Thursday, January 26, 2012

Recipe Finds - January

Welcome to Recipe Finds, where I'll share and review recipes that we've tried.  Can't always do step-by-step instructions so I thought this would be the next best thing!  

Quinoa Mac N' Cheese

In lieu of my oat problem and a growing number of workers with gluten issues, I've been investigating other sources of whole grain. Quinoa is one of those super foods that's just too nutritious to pass up. It's best described as a combination of brown rice (nutty) and couscous (soft).

This recipe for mac n'cheese is a nice introduction.  I had a few personal mishaps with the recipe (halved it but forgot to do that with the water, didn't have any garlic on hand) but it was overall easy.  It is a little on the bland side, even though I added some sour cream and cream cheese I had laying around, so I would recommend boosting this with a flavored cheese like pepper jack or smoked cheddar.  Bacon, of course, makes everything taste better.

3 forks out of 5 - worth trying again.

Southwestern Pinto Bean Soup

Even though January hasn't been very cold, I've been experimenting with soups.  They're easy to make, cheap, and you can pack a lot of nutrients in them.  Plus they freeze and reheat well so you can make a big batch.

I've never worked with dried beans before, so I simply used one can of pintos.  Technically you should use 2 to equal the dry portion in the recipe, but it was what I had on hand.

This soup was really good!  Mike and I are leery of cumin but it blends well with the other flavors. Instead of a gob of shredded cheddar, use 1 tsp of grated parmesan for your cheese kick.

4 forks out of 5

Berry-Banana Smoothie

I heart this smoothie!!!  I always have these ingredients on hand, there's tons of fiber, and I never get bored of the flavor.  Don't be scared of the cinnamon - it adds a beautiful pop of flavor! 
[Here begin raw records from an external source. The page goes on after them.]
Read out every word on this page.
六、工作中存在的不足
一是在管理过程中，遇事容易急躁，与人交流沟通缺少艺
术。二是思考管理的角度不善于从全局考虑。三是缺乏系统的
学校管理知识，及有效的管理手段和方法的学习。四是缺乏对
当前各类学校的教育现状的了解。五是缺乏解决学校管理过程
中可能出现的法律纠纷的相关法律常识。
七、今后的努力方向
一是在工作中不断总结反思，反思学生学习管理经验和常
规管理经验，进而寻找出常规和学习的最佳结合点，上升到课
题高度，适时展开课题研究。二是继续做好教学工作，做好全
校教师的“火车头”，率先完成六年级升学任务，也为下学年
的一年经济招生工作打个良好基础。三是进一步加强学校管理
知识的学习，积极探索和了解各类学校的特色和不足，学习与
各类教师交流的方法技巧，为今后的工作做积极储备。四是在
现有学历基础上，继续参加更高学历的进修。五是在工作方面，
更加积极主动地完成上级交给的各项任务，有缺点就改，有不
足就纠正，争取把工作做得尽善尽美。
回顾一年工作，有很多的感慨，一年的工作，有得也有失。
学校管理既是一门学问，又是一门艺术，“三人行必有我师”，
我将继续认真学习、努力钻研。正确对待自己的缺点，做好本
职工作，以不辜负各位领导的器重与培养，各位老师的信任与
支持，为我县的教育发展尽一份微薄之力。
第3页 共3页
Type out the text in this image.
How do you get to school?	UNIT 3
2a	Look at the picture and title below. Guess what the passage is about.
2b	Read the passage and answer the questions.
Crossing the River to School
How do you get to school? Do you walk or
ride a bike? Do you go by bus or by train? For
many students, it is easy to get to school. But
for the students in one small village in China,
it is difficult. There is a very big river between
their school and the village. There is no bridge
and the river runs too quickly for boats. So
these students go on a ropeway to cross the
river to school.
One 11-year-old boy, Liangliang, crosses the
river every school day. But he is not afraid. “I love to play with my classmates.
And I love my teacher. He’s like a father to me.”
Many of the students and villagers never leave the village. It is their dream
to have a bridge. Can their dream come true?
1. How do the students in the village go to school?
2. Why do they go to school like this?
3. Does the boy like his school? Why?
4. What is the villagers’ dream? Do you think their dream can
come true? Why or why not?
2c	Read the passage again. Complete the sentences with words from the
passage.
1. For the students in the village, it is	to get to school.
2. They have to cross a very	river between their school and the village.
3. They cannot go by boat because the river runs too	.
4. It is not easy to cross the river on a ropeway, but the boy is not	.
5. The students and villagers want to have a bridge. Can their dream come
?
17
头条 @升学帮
As for the fruit, I've found that it's not necessary to have raspberries in specific.  I often use a berry fruit blend along with the 1/2 cup of blueberries.  You can also swap the apple juice for berry juice.

5 forks out of 5

Sweet Potato and Apple Casserole

Beware this recipe - 6 servings is a lie!

Mike and I demolished this casserole in one sitting, making me fear I had misread the ingredients or something.  But no, it's just. that. tasty.

The portions on this recipe are fine, but the cooking may need a little adjustment.  2 hours is a big time commitment. First, definitely roast your sweet potatoes - you cannot duplicate this flavor otherwise. 

The apples don't need to be cut in rings (I don't have a corer anyways) and will hold together just fine if you cut them up into toddler-sized chunks.  This way, they probably don't need as long as 45 minutes to soften.  Luckily I had another dish in the oven so no harm done and the potatoes soften to the point where they started to mash themselves, which I personally liked but you may not.

I imagine that this should take 30 minutes or less (after the 1 hr needed for potato roasting), depending on if you want any semblance of firmness.  Curious if you could do it in a crock pot as well.

5 out of 5 folks

Chorizo & Sweet Potato Enchiladas

Confession - I have never liked sausage.  Chorizo is making me sing a different tune.

This is a FANTASTIC dish, particularly if you love enchiladas.  It offers up a familiar taste with a refreshing spin.  I cannot get over the combination of sweet potatoes and chorizo!  Spicy and sweet = Jennie's comfort food.

Prep isn't difficult but will take up a bit of time between chopping and sauteing.  The bonus, though, is that this makes a huge batch.  Using corn tortillas, we got 15 enchiladas out of this.  9 went into one baking pan, which at 3 enchiladas per serving created dinner for Mike and I and leftovers for just me.  The other 6 were frozen for a one-night meal.